A dovecote is lined with small speakers. Individual voices speak of homing pigeons, topophilia, nomadism, Ultima Thule, and our attraction to such places. Sitting inside the dovecote, visitors tell me - via tin-can telephone - the journeys of their ancestors, why they made those journeys, and how that led to them being where they are geographically today. I transcribe what I hear, and pin each tale to the wall. A lens is embedded in this wall. Looking through it, you see swarming ants making visible the words ’Ultima Thule’ written in syrup.
photos by: Geraldine Chan
*Special thanks to Sean Tong, Tilman Mueller-Stöfen, Julian Mayer, and Annie Heringer (The Pigeon Game).
Dovecote with 30 murmuring speakers embedded in inner walls. Voices speak of homing pigeons, topophilia, nomadism, Ultima Thule (regions that lies beyond the borders of the known world), and our attraction to such places.
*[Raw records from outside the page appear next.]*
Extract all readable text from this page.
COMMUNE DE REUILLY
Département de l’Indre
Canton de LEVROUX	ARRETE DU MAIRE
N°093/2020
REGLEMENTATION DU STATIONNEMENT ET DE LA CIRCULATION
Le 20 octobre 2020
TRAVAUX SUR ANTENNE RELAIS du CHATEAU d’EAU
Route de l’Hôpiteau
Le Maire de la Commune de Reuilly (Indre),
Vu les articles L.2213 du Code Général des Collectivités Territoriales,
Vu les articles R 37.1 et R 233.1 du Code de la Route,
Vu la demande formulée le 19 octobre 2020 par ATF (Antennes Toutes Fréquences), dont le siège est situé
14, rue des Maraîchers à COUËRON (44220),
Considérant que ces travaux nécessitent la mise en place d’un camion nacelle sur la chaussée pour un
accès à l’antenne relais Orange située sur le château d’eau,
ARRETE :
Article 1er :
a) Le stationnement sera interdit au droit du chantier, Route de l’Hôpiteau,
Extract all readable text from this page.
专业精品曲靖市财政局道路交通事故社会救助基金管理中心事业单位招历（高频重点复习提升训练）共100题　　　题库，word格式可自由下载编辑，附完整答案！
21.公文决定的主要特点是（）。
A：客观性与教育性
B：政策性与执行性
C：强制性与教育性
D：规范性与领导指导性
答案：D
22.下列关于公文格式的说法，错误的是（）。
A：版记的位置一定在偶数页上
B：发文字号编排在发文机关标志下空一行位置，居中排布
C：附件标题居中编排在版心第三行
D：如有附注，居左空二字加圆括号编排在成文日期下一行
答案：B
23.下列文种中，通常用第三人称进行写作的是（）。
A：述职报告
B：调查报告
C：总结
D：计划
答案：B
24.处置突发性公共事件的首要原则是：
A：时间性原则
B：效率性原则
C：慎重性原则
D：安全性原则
A visitor tells me - via tin-can telephone - the journeys of her ancestors, why they made those journeys, and how that led to her being where she is geographically today.
Transcribing the tales told.
"My ancestors are Scottish. My father’s family travelled throughout Europe for trade. My parents met in Prague, then moved to Aden where I grew up. I wanted to ride camels so lived in Dubai for a while, then finally moved to Singapore for love."
Visitors looking through a lens embedded in wall.
Seen through the lens: Ants swarming and making visible the words ’Ultima Thule’, written in syrup.